In a major victory in the fight to not just end gerrymandering but actually ensure redistricting treats both parties fairly, Missouri voters have approved the "Clean Missouri" Amendment 1. This new constitutional provision overhauls the state's legislative redistricting process while also instituting broader ethics reforms (congressional redistricting would be unaffected). Currently, a bipartisan commission of political appointees draws the maps, which leaves open the risk that elected officials will make deals to protect incumbents of both parties, stifling competitive races.
By contrast, the new reform will have the state auditor draw up a pool of applicants from which a nonpartisan demographer would be selected. That person would then be tasked with drawing new legislative maps, subject to the commission's approval. The demographer would be explicitly directed to use a statistical model known as the "efficiency gap" that's designed to gauge partisan fairness, which we have previously explained in detail.
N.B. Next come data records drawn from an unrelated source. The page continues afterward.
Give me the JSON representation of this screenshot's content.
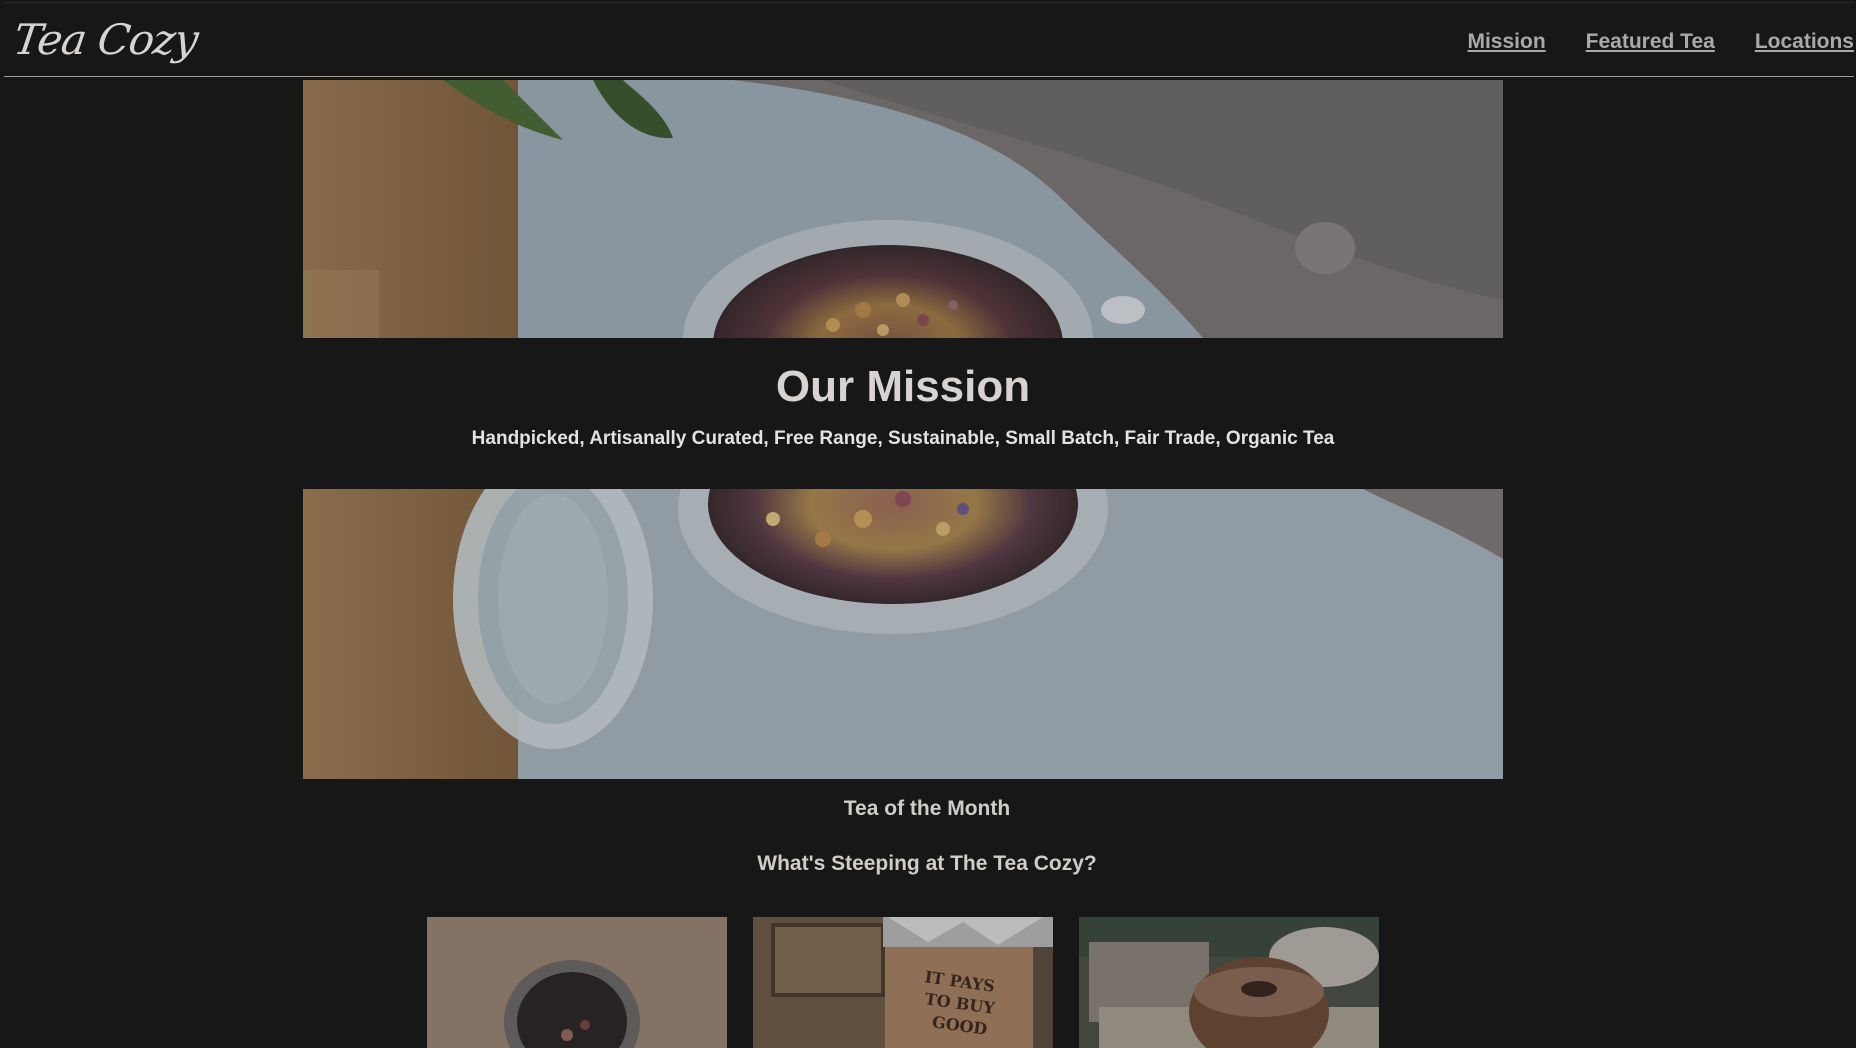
{
  "header": {
    "logo": "Tea Cozy",
    "nav": [
      {
        "label": "Mission"
      },
      {
        "label": "Featured Tea"
      },
      {
        "label": "Locations"
      }
    ]
  },
  "mission": {
    "title": "Our Mission",
    "subtitle": "Handpicked, Artisanally Curated, Free Range, Sustainable, Small Batch, Fair Trade, Organic Tea"
  },
  "featured": {
    "heading": "Tea of the Month",
    "subheading": "What's Steeping at The Tea Cozy?"
  },
  "images": {
    "crate_text": "IT PAYS TO BUY GOOD"
  }
}
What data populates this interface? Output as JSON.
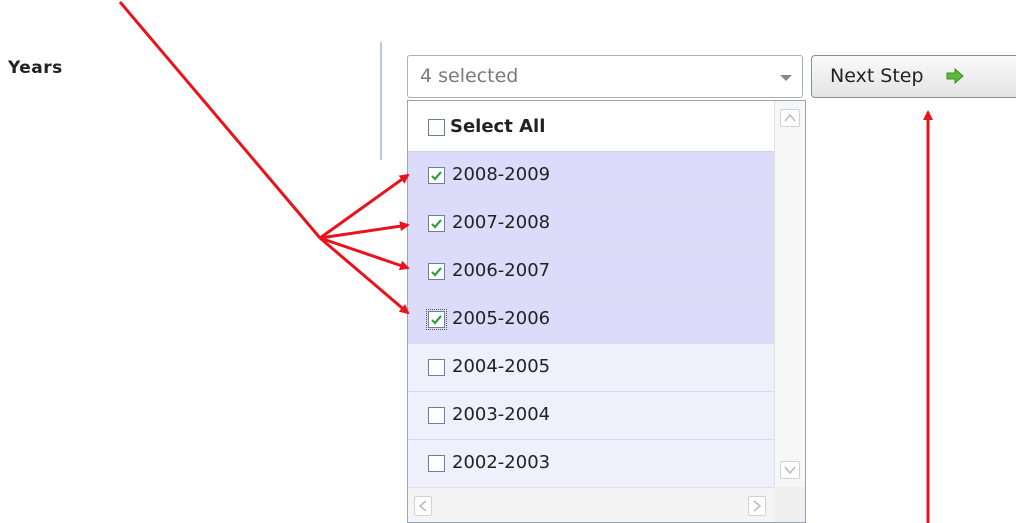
{
  "form": {
    "years_label": "Years"
  },
  "select": {
    "value_text": "4 selected",
    "select_all_label": "Select All",
    "options": [
      {
        "label": "2008-2009",
        "checked": true
      },
      {
        "label": "2007-2008",
        "checked": true
      },
      {
        "label": "2006-2007",
        "checked": true
      },
      {
        "label": "2005-2006",
        "checked": true
      },
      {
        "label": "2004-2005",
        "checked": false
      },
      {
        "label": "2003-2004",
        "checked": false
      },
      {
        "label": "2002-2003",
        "checked": false
      }
    ]
  },
  "buttons": {
    "next_step_label": "Next Step"
  },
  "icons": {
    "next_icon": "arrow-right-icon",
    "checkbox_check": "checkmark-icon"
  },
  "colors": {
    "selected_row": "#dcdcfa",
    "unselected_row": "#eef0fc",
    "checkmark": "#2ea043",
    "annotation_arrow": "#e8141c",
    "next_arrow_icon": "#5fb83a"
  }
}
While the maps would not be designed to yield outcomes perfectly proportional to the popular vote, they would aim to treat both parties equally so that the party winning the most votes statewide also wins the most seats. Even though the current maps were drawn by a bipartisan commission, and even though Republicans consistently win more votes across the state than Democrats, these maps still give Republicans a significant advantage beyond what they’d be expected to receive. This reform will therefore promote greater partisan fairness and more competitive elections.